My love-hate relationship with Amazon is getting worse. Independent bookstores are my last refuge away from Kindles, which I aim to avoid. This, I’m aware, is a politically incorrect opinion/decision on the technology front. My resistance, however, is for the benefit of writers and of all the people who are actually working so hard in service of the arts, who care about the outcome of literature in our time, whose voices are nevertheless quashed with the usual rhetoric of ‘benefit,’ ‘competition,’ ‘choice,’ and suchlike terms.
Indie sellers are perfectly in tune with the countering Zeitgeist and the need for a more enduring vision that honors the past as well as continues to promote a rich and humane literary landscape. Contrastingly, Amazon projects the image of care and collaboration to lure competitors into alliances as a means of keeping other stronger competitors at bay. Last year, for instance, Wal-mart and Target dropped the Kindle and sold iPads and Galaxy tabs. Apple and Android are looming in the horizon as the monopoly’s worst nightmares. These attempts to win small fry for business’ sake aren’t going unnoticed.
The proposed cut for indie store owners is insulting, and I’m not surprised it was met with one triumphant collective sneer. Long-term viability for indie sellers remains obvious to anyone who has been in the business: maintaining personal human relationships with customers and keeping that unique edge in providing a safe place away from the noise and the merciless exploitation of writers, editors, publishers, and indie sellers, that undercut the true value of books for e-product profit, which ultimately washes away any sense of what it means to pay a writer properly. For writers, there can even be an odd pride in affiliation with major corporations such as this, but these alliances, while beneficial on the business end, are not actually so in consideration of the totality of the effects. Yes, you are benefiting but who is lessened by your reaping?

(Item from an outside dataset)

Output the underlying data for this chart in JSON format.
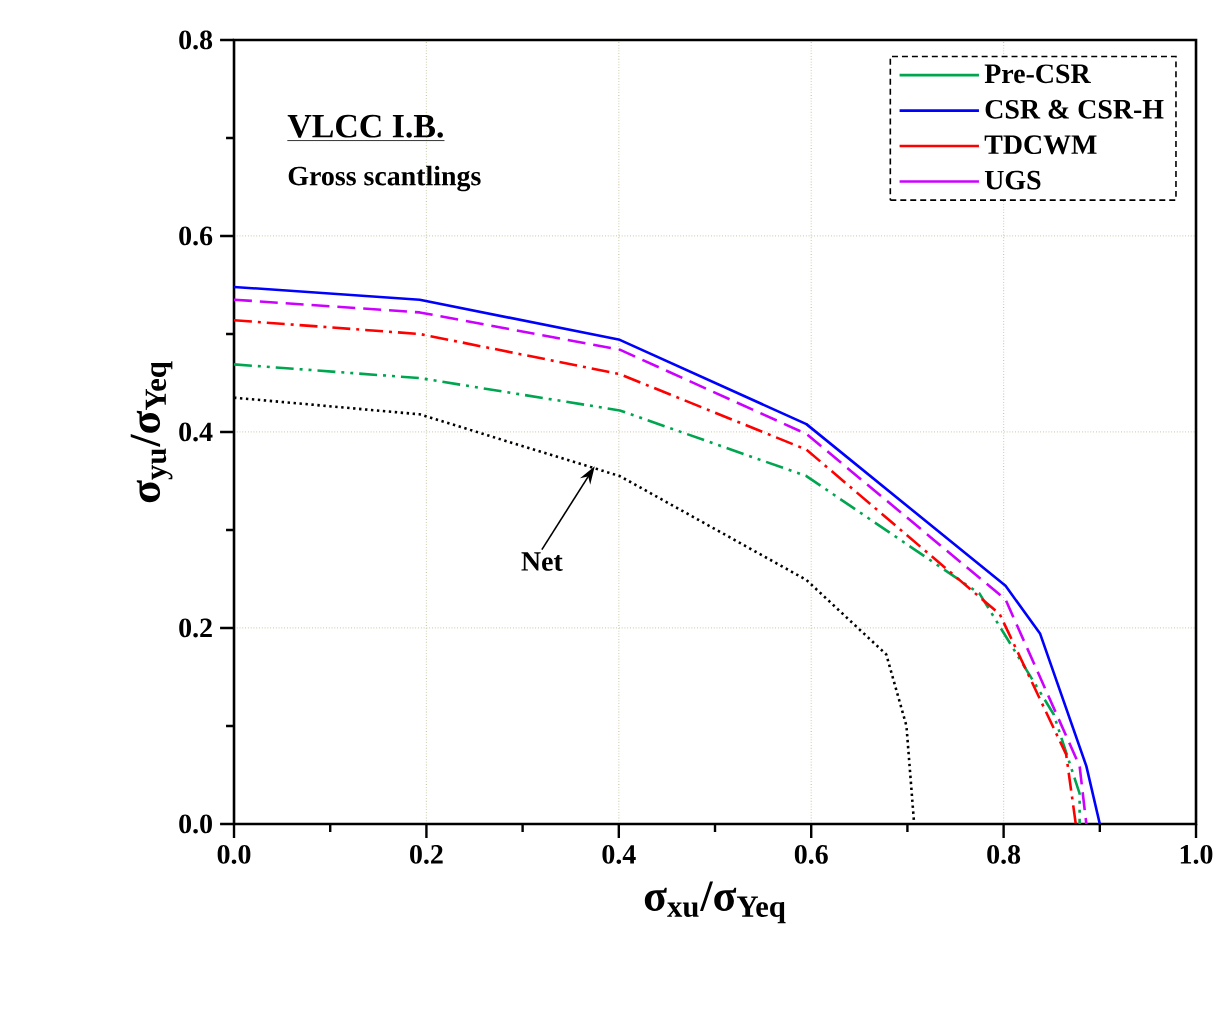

These things have a trickling effect the reader isn’t often inclined to imagine, but it is the ad world that informs desire and it is those readers themselves who have little to no ownership of their want and have allowed their desires to be determined for them without much reflection of the consequences. I am glad that when indie sellers shake hands, they mind the handshake, knowing such a hand could one day become the one clutching their throat. This whole movement toward e-readers is a dumb fad of instantaneous gratification and conformity, and a strange leeching off of material resources wasted on excess needs.
We dream of physical books, not sad, disappearing untouchability. At this difficult juncture between seriousness and vapid, rampant conspicuous consumption, when the quiet love of plain paper and ink is dying, the only thing to do is stay resolved not to give in.
Tsvetaeva, in her poorest of days, having nothing to eat and slipping bread from the table of her friends in order to stay alive, was also capable of refusing to read publicly when the remuneration was not right. This bare dignity in the face of hardship astounds and moves me. Now we read for free. But art is not free. It took/takes so much time, attention, suffering, and devotion to make, remake, repair, undo.